Friday, December 05, 2008

MORE RATING AGENCY NONSENSE

The ratings agencies played a key role in the Crunch and deserve to pay some penalty. And perhaps they should be elminated completely because their incompetence is a threat to the economy.

Municipal Upgrades by S&P Show Inappropriate Scale (Update1)
By Darrell Preston and Christine Richard

Dec. 4 (Bloomberg) -- Between 2005 and 2008, Pigeon, Michigan’s unreserved general fund balance fell 29 percent and debt per capita rose 18 percent. That didn’t stop Standard & Poor’s from increasing the village’s credit rating by three levels in September.

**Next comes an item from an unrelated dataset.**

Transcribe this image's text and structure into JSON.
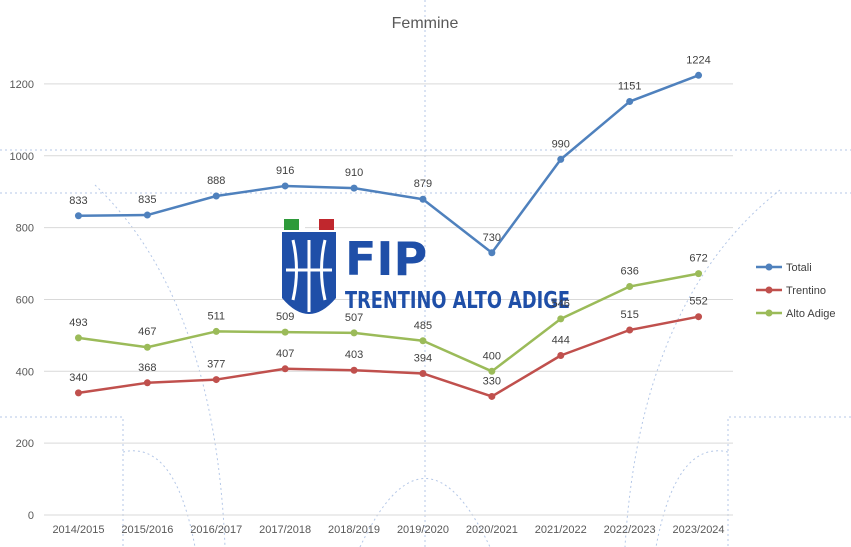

The community of 1,100 near Lake Huron in northeastern Michigan’s “Thumb,” touted as the home of the state’s largest grain elevator, is one of more than 600 municipal borrowers New York-based S&P has raised in 2008 as the economy became mired in a recession. Almost 15 percent of some 250 increases in October and November were for borrowers in California and Michigan, two of the four states with the most job losses in October.

Moody’s and Fitch have said they’ll implement widespread upgrades to municipal bonds once credit markets stabilize so the ratings reflect the same chance of default whether they’re applied to corporate or municipal obligations. S&P is alone in insisting its ratings are comparable and no across the board adjustments are needed.